Life’s lessons under sail
It was a proud day when the boat was launched in Aprilia Marittima, near the northern Italian beach town Lignano. I remember my first bout with mal de mer, the long crossings to the Yugoslavian coast and the trek south to the Kornati archipelago. Skinny-dipping on remote islets, going on excursions by dinghy, and barbecuing fish and cevapcici on deserted beaches were simply par for the course. Only later did we realize how privileged we’d been.
On the flip side, I remember our often recalcitrant auxiliary outboard that quit at inopportune times. I also haven’t forgotten the night the anchor slipped in the confused swell of a crowded harbor in a building storm. It was my job to row out into the darkness in the rubber ducky to reset the hook while a dozen strangers helped fend off the boat, which tried to leap up onto the pier. Then there was this episode that ended with yours truly in the bosun’s chair high up the mast, cutting down a shredded chute that had wrapped around the forestay. And I won’t go into the details of a man-overboard maneuver that involved a guy in the drink wearing nothing but Ray-Bans, holding on to a lime green porta-potti that was oozing its contents. It was all part of growing up, and now it’s the stuff of family lore.

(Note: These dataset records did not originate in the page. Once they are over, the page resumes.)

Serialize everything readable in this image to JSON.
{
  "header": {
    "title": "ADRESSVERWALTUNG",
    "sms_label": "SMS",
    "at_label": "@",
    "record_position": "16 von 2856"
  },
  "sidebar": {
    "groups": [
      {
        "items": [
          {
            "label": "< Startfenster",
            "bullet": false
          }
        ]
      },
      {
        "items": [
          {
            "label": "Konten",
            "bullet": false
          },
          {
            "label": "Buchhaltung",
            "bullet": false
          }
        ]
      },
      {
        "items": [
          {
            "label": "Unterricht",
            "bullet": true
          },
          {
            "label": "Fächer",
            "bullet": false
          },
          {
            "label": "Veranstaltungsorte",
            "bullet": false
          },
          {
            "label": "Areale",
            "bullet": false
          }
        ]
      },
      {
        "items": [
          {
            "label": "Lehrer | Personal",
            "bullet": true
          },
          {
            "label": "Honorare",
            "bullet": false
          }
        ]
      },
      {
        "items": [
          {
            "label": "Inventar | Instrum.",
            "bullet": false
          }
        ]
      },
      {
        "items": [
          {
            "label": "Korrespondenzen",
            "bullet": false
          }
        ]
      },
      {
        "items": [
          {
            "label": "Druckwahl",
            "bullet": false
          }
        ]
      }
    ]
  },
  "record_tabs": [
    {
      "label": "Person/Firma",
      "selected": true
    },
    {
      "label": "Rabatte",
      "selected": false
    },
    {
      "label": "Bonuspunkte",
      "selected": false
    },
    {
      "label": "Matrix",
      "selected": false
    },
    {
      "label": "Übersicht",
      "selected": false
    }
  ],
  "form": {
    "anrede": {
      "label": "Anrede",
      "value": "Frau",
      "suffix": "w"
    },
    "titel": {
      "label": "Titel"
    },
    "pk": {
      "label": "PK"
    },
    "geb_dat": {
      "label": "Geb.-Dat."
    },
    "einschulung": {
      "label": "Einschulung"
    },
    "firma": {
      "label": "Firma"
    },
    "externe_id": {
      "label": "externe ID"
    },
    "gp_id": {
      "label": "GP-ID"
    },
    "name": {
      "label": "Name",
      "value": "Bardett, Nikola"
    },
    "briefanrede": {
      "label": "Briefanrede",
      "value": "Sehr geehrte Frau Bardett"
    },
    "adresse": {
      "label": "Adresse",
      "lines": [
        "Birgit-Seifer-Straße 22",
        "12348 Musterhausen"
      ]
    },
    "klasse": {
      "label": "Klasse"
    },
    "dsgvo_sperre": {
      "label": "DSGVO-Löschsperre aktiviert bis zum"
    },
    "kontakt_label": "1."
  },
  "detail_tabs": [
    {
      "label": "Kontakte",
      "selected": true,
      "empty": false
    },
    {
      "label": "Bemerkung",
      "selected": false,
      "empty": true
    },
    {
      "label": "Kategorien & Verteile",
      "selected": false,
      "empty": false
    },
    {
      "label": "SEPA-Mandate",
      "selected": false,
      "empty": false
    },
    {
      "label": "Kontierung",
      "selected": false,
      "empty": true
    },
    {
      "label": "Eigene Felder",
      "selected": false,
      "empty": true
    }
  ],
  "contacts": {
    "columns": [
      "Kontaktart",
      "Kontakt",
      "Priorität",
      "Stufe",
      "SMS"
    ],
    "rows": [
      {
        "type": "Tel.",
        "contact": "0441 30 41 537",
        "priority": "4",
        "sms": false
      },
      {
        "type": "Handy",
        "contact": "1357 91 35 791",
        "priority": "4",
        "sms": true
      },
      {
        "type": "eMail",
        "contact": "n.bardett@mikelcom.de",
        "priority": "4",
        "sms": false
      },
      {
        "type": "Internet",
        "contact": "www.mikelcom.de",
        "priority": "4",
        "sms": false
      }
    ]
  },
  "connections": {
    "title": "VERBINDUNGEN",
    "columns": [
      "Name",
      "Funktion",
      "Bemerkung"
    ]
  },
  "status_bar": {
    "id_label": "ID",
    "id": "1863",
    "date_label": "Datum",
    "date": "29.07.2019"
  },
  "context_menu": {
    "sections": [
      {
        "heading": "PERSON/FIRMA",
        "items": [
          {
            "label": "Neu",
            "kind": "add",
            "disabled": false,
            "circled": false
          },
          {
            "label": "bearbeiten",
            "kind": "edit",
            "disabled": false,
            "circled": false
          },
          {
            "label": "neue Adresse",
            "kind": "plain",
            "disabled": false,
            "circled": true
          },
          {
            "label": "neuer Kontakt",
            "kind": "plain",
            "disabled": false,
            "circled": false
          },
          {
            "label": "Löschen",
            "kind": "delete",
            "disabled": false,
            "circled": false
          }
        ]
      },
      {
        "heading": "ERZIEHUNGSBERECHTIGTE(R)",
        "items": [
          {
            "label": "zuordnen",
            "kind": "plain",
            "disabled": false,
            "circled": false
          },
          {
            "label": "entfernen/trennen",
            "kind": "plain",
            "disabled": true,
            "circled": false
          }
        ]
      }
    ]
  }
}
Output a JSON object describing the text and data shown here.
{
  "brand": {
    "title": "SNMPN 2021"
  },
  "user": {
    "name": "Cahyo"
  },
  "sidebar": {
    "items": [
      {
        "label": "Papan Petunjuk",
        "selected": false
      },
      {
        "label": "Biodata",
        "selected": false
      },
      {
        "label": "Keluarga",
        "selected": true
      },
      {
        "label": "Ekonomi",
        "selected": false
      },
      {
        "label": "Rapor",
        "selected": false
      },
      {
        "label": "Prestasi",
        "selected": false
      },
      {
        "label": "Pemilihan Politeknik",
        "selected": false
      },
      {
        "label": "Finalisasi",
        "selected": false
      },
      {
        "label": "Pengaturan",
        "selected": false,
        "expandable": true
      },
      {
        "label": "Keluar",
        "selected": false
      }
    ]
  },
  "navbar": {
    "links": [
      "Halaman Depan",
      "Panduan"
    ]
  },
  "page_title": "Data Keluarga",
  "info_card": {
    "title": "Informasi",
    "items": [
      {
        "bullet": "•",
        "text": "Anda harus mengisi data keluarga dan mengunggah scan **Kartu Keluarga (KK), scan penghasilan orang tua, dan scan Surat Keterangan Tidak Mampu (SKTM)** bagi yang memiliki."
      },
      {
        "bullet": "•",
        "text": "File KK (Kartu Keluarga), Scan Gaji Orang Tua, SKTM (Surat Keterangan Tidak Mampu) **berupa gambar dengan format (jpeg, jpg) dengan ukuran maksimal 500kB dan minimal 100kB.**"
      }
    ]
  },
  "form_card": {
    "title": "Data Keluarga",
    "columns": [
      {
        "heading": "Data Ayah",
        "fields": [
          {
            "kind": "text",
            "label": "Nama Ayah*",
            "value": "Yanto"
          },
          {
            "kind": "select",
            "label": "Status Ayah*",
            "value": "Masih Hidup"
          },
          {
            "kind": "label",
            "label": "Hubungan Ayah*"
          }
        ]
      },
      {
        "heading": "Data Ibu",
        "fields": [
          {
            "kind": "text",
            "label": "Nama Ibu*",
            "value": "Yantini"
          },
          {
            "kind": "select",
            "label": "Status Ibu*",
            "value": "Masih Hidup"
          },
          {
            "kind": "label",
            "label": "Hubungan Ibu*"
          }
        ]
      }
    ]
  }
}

Such were the thoughts that eddied through my mind as I sat there, softly rocking on the mildly undulating swells of the Pacific, a brine as salty as the tears that were streaming down my face and as blue as the Adriatic, where we enjoyed debonair days on a sailboat, courtesy of the two people who just commenced their final voyage on Earth. Looking down into the cobalt blue depths one last time, as a recording of the nurses’ choir from their wedding wafted across the water, I noticed how the silvery comet trail of their ashes was bending westward. Now the ebb was in charge of Siegfried’s and Rosmarie’s destination. And right on cue, two seals surfaced, looking at me as if to say: “It’s OK. We’ve got them now.”

Back aboard the schooner, after a short respite, the captain called for the main to be hoisted. We put our backs into it, sweating and tailing the halyards until Martha caught the breeze, leaving in our wake the carnations that marked Mom and Dad’s last known position in this world. As their descendants, we can only hope to be on watch for a little while longer. It is our duty to enjoy every moment of it so we, too, may leave with the certitude of having lived when it is our turn to follow them on that last trip into the blue. (With gratitude to Capt. Robert D’Arcy, his wife, Holly, and the crew of the schooner Martha.)
Dieter Loibner is sailing editor for Soundings.